The event, which will be Sept. 16-17 at the University of the Sciences campus, will focus on playing Minecraft, both competitively and noncompetitively, but will also feature vendors, arts, crafts, and scientific demonstrations. The initiative is in partnership with the city, the School District of Philadelphia, and PCCY. The money raised will help fund the grant program, allowing local schools to apply for up to $5,000 in high-tech help, purchase new hardware, or hire staff to make better use of existing technology.
After a recent news conference to announce the coming event, Philadelphia School District Superintendent William Hite and Mayor Kenney sat down with students ages 6-12, peering over their shoulders as the students showed them how to break down blocks and build structures in the popular game.

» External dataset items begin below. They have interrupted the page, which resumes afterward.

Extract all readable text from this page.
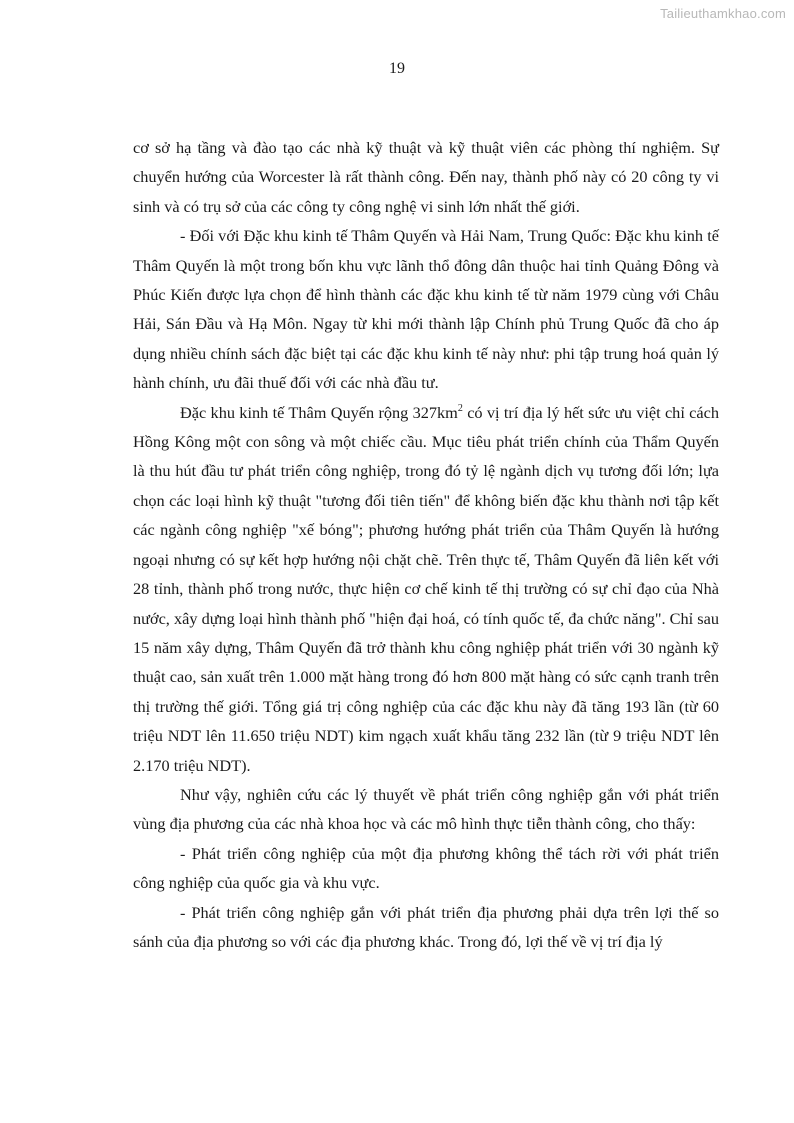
Tailieuthamkhao.com
19

cơ sở hạ tầng và đào tạo các nhà kỹ thuật và kỹ thuật viên các phòng thí nghiệm. Sự chuyển hướng của Worcester là rất thành công. Đến nay, thành phố này có 20 công ty vi sinh và có trụ sở của các công ty công nghệ vi sinh lớn nhất thế giới.

- Đối với Đặc khu kinh tế Thâm Quyến và Hải Nam, Trung Quốc: Đặc khu kinh tế Thâm Quyến là một trong bốn khu vực lãnh thổ đông dân thuộc hai tỉnh Quảng Đông và Phúc Kiến được lựa chọn để hình thành các đặc khu kinh tế từ năm 1979 cùng với Châu Hải, Sán Đầu và Hạ Môn. Ngay từ khi mới thành lập Chính phủ Trung Quốc đã cho áp dụng nhiều chính sách đặc biệt tại các đặc khu kinh tế này như: phi tập trung hoá quản lý hành chính, ưu đãi thuế đối với các nhà đầu tư.

Đặc khu kinh tế Thâm Quyến rộng $327km^2$ có vị trí địa lý hết sức ưu việt chỉ cách Hồng Kông một con sông và một chiếc cầu. Mục tiêu phát triển chính của Thẩm Quyến là thu hút đầu tư phát triển công nghiệp, trong đó tỷ lệ ngành dịch vụ tương đối lớn; lựa chọn các loại hình kỹ thuật "tương đối tiên tiến" để không biến đặc khu thành nơi tập kết các ngành công nghiệp "xế bóng"; phương hướng phát triển của Thâm Quyến là hướng ngoại nhưng có sự kết hợp hướng nội chặt chẽ. Trên thực tế, Thâm Quyến đã liên kết với 28 tỉnh, thành phố trong nước, thực hiện cơ chế kinh tế thị trường có sự chỉ đạo của Nhà nước, xây dựng loại hình thành phố "hiện đại hoá, có tính quốc tế, đa chức năng". Chỉ sau 15 năm xây dựng, Thâm Quyến đã trở thành khu công nghiệp phát triển với 30 ngành kỹ thuật cao, sản xuất trên 1.000 mặt hàng trong đó hơn 800 mặt hàng có sức cạnh tranh trên thị trường thế giới. Tổng giá trị công nghiệp của các đặc khu này đã tăng 193 lần (từ 60 triệu NDT lên 11.650 triệu NDT) kim ngạch xuất khẩu tăng 232 lần (từ 9 triệu NDT lên 2.170 triệu NDT).

Như vậy, nghiên cứu các lý thuyết về phát triển công nghiệp gắn với phát triển vùng địa phương của các nhà khoa học và các mô hình thực tiễn thành công, cho thấy:

- Phát triển công nghiệp của một địa phương không thể tách rời với phát triển công nghiệp của quốc gia và khu vực.

- Phát triển công nghiệp gắn với phát triển địa phương phải dựa trên lợi thế so sánh của địa phương so với các địa phương khác. Trong đó, lợi thế về vị trí địa lý
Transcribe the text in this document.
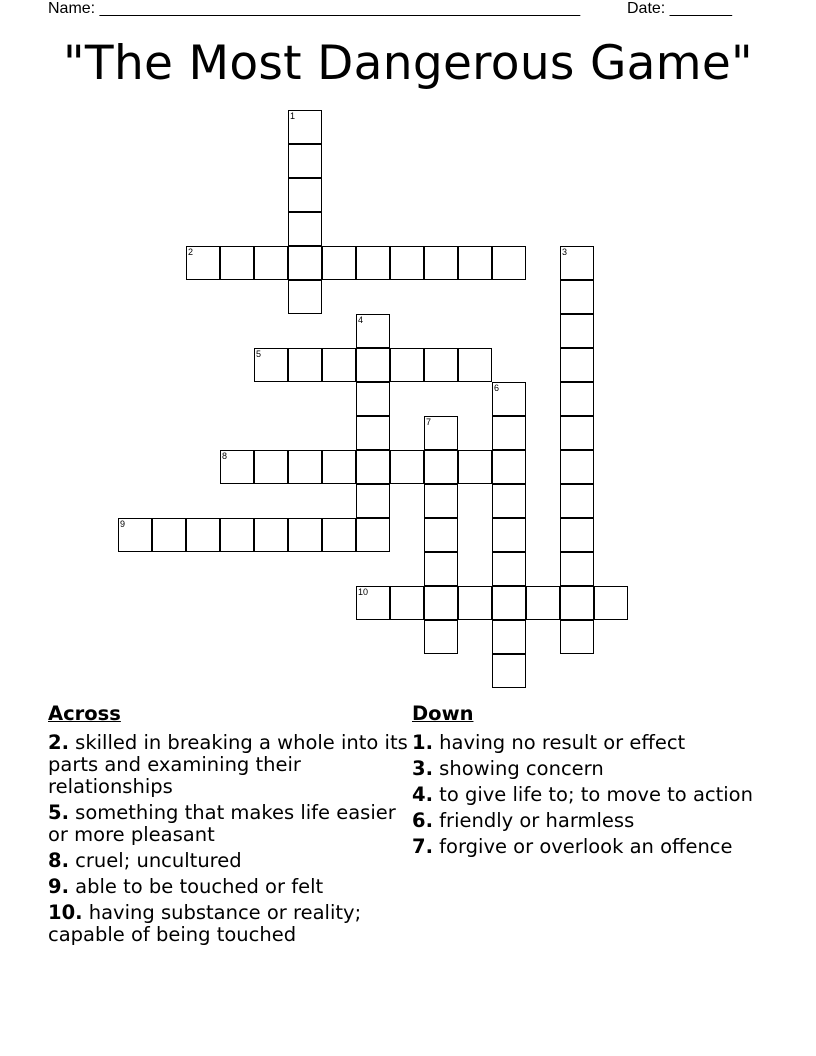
Name: ______________________________________________________	Date: _______
"The Most Dangerous Game"
1
2	3
4
5
6
7
8
9
10
Across
2. skilled in breaking a whole into its parts and examining their relationships
5. something that makes life easier or more pleasant
8. cruel; uncultured
9. able to be touched or felt
10. having substance or reality; capable of being touched
Down
1. having no result or effect
3. showing concern
4. to give life to; to move to action
6. friendly or harmless
7. forgive or overlook an offence
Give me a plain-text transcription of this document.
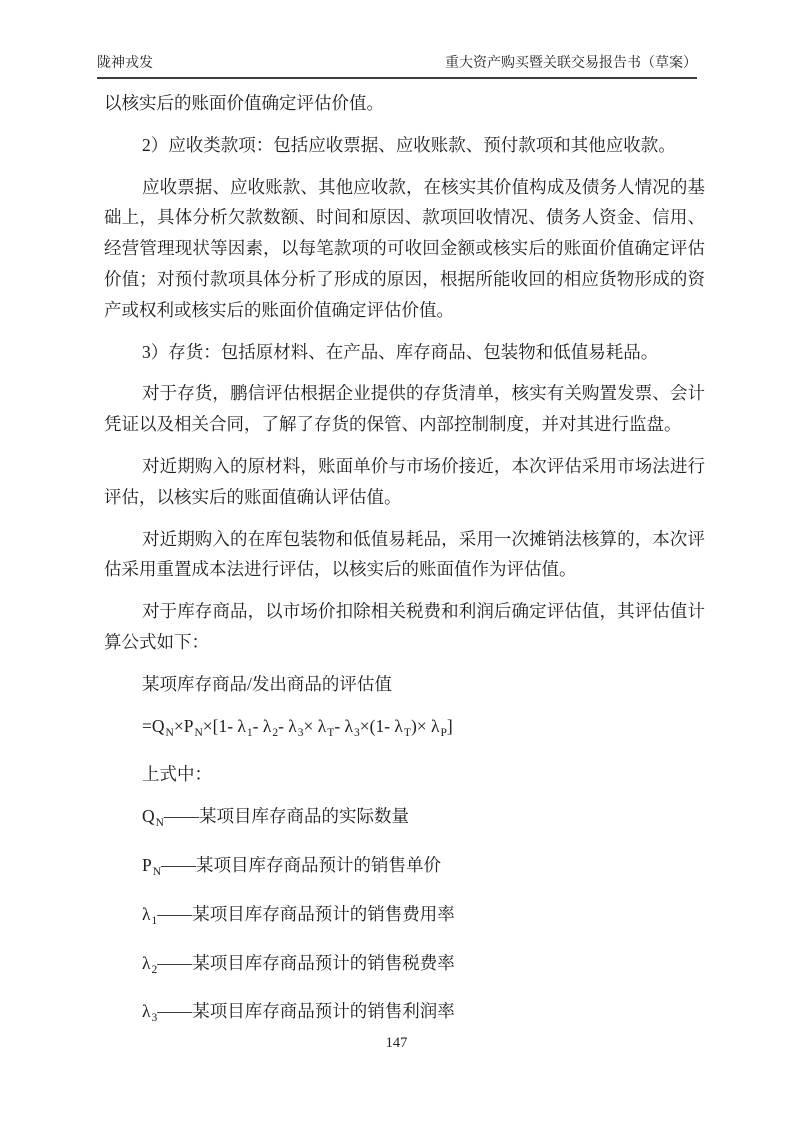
陇神戎发	重大资产购买暨关联交易报告书（草案）

以核实后的账面价值确定评估价值。

2）应收类款项：包括应收票据、应收账款、预付款项和其他应收款。

应收票据、应收账款、其他应收款，在核实其价值构成及债务人情况的基础上，具体分析欠款数额、时间和原因、款项回收情况、债务人资金、信用、经营管理现状等因素，以每笔款项的可收回金额或核实后的账面价值确定评估价值；对预付款项具体分析了形成的原因，根据所能收回的相应货物形成的资产或权利或核实后的账面价值确定评估价值。

3）存货：包括原材料、在产品、库存商品、包装物和低值易耗品。

对于存货，鹏信评估根据企业提供的存货清单，核实有关购置发票、会计凭证以及相关合同，了解了存货的保管、内部控制制度，并对其进行监盘。

对近期购入的原材料，账面单价与市场价接近，本次评估采用市场法进行评估，以核实后的账面值确认评估值。

对近期购入的在库包装物和低值易耗品，采用一次摊销法核算的，本次评估采用重置成本法进行评估，以核实后的账面值作为评估值。

对于库存商品，以市场价扣除相关税费和利润后确定评估值，其评估值计算公式如下：

某项库存商品/发出商品的评估值

$=Q_N\times P_N\times[1-$ $\lambda_1-$ $\lambda_2-$ $\lambda_3\times \lambda_T-$ $\lambda_3\times(1-$ $\lambda_T)\times \lambda_P$]

上式中：

$Q_N——$某项目库存商品的实际数量

$P_N——$某项目库存商品预计的销售单价

$\lambda_1——$某项目库存商品预计的销售费用率

$\lambda_2——$某项目库存商品预计的销售税费率

$\lambda_3——$某项目库存商品预计的销售利润率

147
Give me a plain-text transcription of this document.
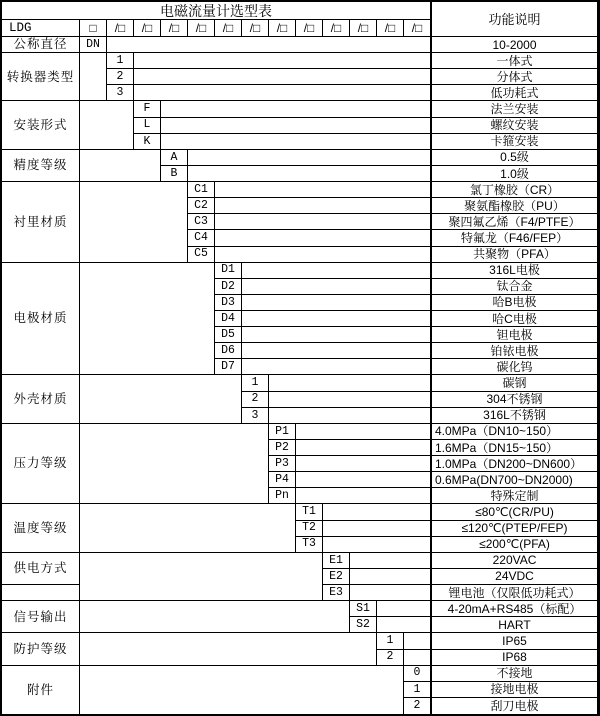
电磁流量计选型表
功能说明
LDG	□	/□	/□	/□	/□	/□	/□	/□	/□	/□	/□	/□	/□
公称直径	DN	10-2000
转换器类型
1	一体式
2	分体式
3	低功耗式
安装形式
F	法兰安装
L	螺纹安装
K	卡箍安装
精度等级
A	0.5级
B	1.0级
衬里材质
C1	氯丁橡胶（CR）
C2	聚氨酯橡胶（PU）
C3	聚四氟乙烯（F4/PTFE）
C4	特氟龙（F46/FEP）
C5	共聚物（PFA）
电极材质
D1	316L电极
D2	钛合金
D3	哈B电极
D4	哈C电极
D5	钽电极
D6	铂铱电极
D7	碳化钨
外壳材质
1	碳钢
2	304不锈钢
3	316L不锈钢
压力等级
P1	4.0MPa（DN10~150）
P2	1.6MPa（DN15~150）
P3	1.0MPa（DN200~DN600）
P4	0.6MPa(DN700~DN2000)
Pn	特殊定制
温度等级
T1	≤80℃(CR/PU)
T2	≤120℃(PTEP/FEP)
T3	≤200℃(PFA)
供电方式
E1	220VAC
E2	24VDC
E3	锂电池（仅限低功耗式）
信号输出
S1	4-20mA+RS485（标配）
S2	HART
防护等级
1	IP65
2	IP68
附件
0	不接地
1	接地电极
2	刮刀电极
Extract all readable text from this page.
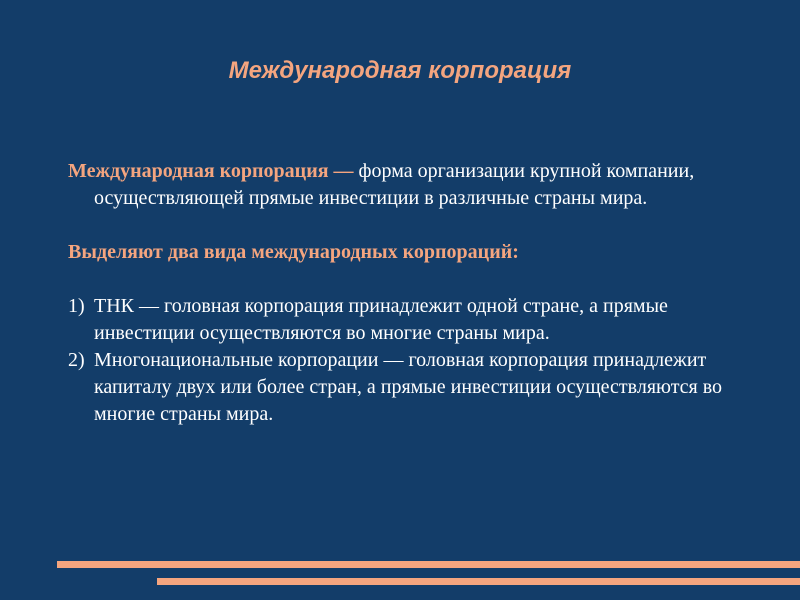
Международная корпорация

Международная корпорация — форма организации крупной компании, осуществляющей прямые инвестиции в различные страны мира.

Выделяют два вида международных корпораций:

1)ТНК — головная корпорация принадлежит одной стране, а прямые инвестиции осуществляются во многие страны мира.

2) Многонациональные корпорации — головная корпорация принадлежит капиталу двух или более стран, а прямые инвестиции осуществляются во многие страны мира.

“You can build almost anything you want,” 12-year-old Omaury Negron told Hite as he showed him how to cut into blocks the surrounding stone formations found in the game’s environment.
“That’s what makes it so fun,” Negron said.
Hite and Kenney emphasized that in addition to being a fun game, Minecraft is a powerful learning tool.
“By playing Minecraft, they gain the skills to excel not only in the classroom, but in STEM-related careers after graduation,” Hite said.
“It is an exciting learning tool that will allow students to think critically while exciting their minds.”
Kenney added, “The game really connects to kids’ imaginations, and in playing they learn real things like natural sciences, construction skills, math, problem-solving, and the best of all, they explore their own creativity.”
PCCY board president Brian Rankin compared his organization to Minecraft in terms of problem-solving-oriented strategies and ability to unite children.
“Minecraft is educationally sound, builds real and usable knowledge, and its open approach to play unites children across race, class, gender, and culture,” Rankin said.
Kenney said that the event will be an opportunity for Philadelphia companies in science and technology to see what they can do to aid Philadelphia students.
“I hope this event will show companies in science and technology that they can step forward and help our kids by getting involved with PCCY,” Kenney said.
“Philadelphia is becoming a hotbed of creativity because of these companies, and I hope that energy will positively affect our children and their futures, too.”
According to Hite, the Block by Block Party will be the largest kids-only Minecraft gaming event in the world. Tickets, which are now on sale, are $35 for gamers and $20 for non-gamers, with a sponsorship option for those who want to support a child who cannot afford a ticket.